Illinois gets money for high speed rail
A southbound Amtrak train rolls through northern Champaign Countyl. on Jan. 18, 2010. The recent awarding of ARRA funding for High Speed Rail projects in Illinois did not include money for a proposed HSR line from Chicago to St. Louis via Champaign, instead favoring an upgrade to the existing Amtrak route through Bloomington-Normal. The current Chicago-Carbondale trains serving Champaign will continue to operate at a maximum speed of 79 mph. Wesley Fane The Daily Illini
President Barack Obama announced last Thursday that the Midwest would receive $2.6 billion to pursue high speech rail services.
Illinois will receive $1.13 billion of that money for use on high speed rail construction, projects aimed at reducing congestion at railways and conducting an environmental impact study, said Brian Imus, director at the Illinois Public Interest Research Group.
“All of this money, regardless of whether it’s for a study or for construction, is a down payment to pay for a high speed rail network through the Midwest, and essentially a network linking all the major cities in the Midwest,” he said.

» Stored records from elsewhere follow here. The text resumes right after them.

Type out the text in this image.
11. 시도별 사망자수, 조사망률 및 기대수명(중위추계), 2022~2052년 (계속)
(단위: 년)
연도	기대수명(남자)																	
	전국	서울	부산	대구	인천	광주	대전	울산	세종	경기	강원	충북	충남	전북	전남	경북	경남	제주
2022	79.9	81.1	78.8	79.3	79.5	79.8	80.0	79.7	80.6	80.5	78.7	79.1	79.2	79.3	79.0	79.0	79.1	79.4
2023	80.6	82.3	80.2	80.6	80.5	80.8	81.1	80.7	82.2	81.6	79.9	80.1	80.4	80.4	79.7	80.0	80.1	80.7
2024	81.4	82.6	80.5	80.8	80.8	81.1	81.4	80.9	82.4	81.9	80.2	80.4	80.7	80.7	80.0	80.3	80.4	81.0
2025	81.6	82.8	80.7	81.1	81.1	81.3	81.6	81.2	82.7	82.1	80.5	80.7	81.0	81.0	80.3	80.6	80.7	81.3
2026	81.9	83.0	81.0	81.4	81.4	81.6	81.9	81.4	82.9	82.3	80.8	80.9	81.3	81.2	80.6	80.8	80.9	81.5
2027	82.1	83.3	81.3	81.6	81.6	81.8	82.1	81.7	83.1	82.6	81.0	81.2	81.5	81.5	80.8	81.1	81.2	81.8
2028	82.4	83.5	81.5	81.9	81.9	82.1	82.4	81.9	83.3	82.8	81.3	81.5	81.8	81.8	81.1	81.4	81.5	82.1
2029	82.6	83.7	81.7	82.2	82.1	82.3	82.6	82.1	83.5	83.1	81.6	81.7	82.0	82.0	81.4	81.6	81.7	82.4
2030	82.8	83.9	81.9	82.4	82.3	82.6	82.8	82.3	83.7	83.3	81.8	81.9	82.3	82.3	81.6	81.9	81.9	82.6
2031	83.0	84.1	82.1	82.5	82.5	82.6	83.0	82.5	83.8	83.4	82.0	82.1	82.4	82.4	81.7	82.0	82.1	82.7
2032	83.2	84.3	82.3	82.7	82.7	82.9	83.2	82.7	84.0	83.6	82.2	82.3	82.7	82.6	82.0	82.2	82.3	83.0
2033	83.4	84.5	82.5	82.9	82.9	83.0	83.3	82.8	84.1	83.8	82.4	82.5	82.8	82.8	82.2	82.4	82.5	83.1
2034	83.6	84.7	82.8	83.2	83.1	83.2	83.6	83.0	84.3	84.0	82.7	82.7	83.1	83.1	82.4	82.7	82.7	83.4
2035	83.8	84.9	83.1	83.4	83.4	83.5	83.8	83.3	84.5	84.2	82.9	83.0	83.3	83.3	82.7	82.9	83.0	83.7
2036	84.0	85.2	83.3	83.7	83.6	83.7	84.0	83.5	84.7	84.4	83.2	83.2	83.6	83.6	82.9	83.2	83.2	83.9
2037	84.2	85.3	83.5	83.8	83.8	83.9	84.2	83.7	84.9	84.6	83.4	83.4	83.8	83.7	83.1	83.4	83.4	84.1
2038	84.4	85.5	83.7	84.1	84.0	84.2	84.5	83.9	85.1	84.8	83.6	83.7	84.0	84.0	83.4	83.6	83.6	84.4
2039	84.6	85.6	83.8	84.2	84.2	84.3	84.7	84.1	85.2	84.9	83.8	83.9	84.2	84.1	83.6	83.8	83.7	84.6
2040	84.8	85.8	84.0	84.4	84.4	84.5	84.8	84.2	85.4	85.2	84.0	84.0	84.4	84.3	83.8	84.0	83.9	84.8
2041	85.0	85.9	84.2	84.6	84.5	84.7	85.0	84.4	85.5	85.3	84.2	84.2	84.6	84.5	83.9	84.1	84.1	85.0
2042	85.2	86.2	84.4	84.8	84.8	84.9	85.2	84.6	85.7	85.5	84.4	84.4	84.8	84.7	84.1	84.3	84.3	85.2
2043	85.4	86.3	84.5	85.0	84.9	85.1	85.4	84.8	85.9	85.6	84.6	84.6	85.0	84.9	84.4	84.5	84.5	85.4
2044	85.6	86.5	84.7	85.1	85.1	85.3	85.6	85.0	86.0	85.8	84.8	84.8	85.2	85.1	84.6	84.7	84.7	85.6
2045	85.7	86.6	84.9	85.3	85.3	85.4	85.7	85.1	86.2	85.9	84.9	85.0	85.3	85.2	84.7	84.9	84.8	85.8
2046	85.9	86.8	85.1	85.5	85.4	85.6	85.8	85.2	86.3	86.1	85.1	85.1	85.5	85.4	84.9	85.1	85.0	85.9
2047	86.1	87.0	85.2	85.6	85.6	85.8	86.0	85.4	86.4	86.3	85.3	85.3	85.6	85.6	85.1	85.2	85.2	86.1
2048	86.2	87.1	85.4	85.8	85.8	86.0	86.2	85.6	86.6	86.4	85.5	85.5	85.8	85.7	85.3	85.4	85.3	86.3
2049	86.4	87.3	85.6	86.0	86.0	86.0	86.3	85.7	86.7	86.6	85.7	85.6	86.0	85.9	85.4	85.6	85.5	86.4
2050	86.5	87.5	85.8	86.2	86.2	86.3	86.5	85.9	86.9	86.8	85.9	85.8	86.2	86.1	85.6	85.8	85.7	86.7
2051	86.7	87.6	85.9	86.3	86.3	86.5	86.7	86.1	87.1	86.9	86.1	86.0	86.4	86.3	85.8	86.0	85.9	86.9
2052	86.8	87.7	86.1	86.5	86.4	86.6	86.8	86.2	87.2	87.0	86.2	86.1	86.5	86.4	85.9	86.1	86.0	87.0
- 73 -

The new high speed rail route will have trains operating at 110 mph from Dwight, Ill., to St. Louis. This course is known as the Chicago-to-St. Louis route. The portion of the route from Chicago to Dwight will have trains operating at the typical speed of 79 miles per hour.
Trains traveling at 220 mph would be considered true high speed rail. However, construction to fund trains traveling at 220 mph would cost billions of dollars and require completely new construction of the railroads, said Chris Barkan, a professor in the railroad engineering program in the Department of Civil and Environmental Engineering at the University.
Illinois has received enough money to upgrade the current railroads and facilitate trains traveling at 110 mph.
“As a result of initial funding that Illinois received this last week, we’re going to take an important step toward gaining higher speed in Illinois. The true high speed, 220 miles per hour is going to take longer (to build),” Barkan said.
Fifteen countries have already adopted high speed rail. The international standard speed is 250 kilometers per hour, or 155 mph, he added.
Because of the new program, the journey from Chicago to St. Louis will decrease time travel by a third, Imus said.
“This is a really big deal; for the first time the federal government is investing in modern 21st century transportation that will address a lot of the problems we have with our transportation right now,” he said.
Imus said that the construction of high speed rail programs will reduce the nation’s dependence on foreign oil, reduce the effects of global warming and lower the pollution that has come with limited transportation choices.
The new technology will utilize positive train control, which provides GPS satellites to monitor the location of the train. Regular trains use cab signaling, which employs low-voltage electrical current in the rails to show the location of the train, Barkan said.
The satellite system makes everything automated, he added.
The technology also uses computer algorithms designed to slow the train in the event that a locomotive engineer fails to stop the train, said J. Riley Edwards, lecturer in the railroad engineering program in the Department of Civil and Environmental Engineering.
“Technology exists to go at 220 miles per hour, this should just be the start of that,” Edwards said.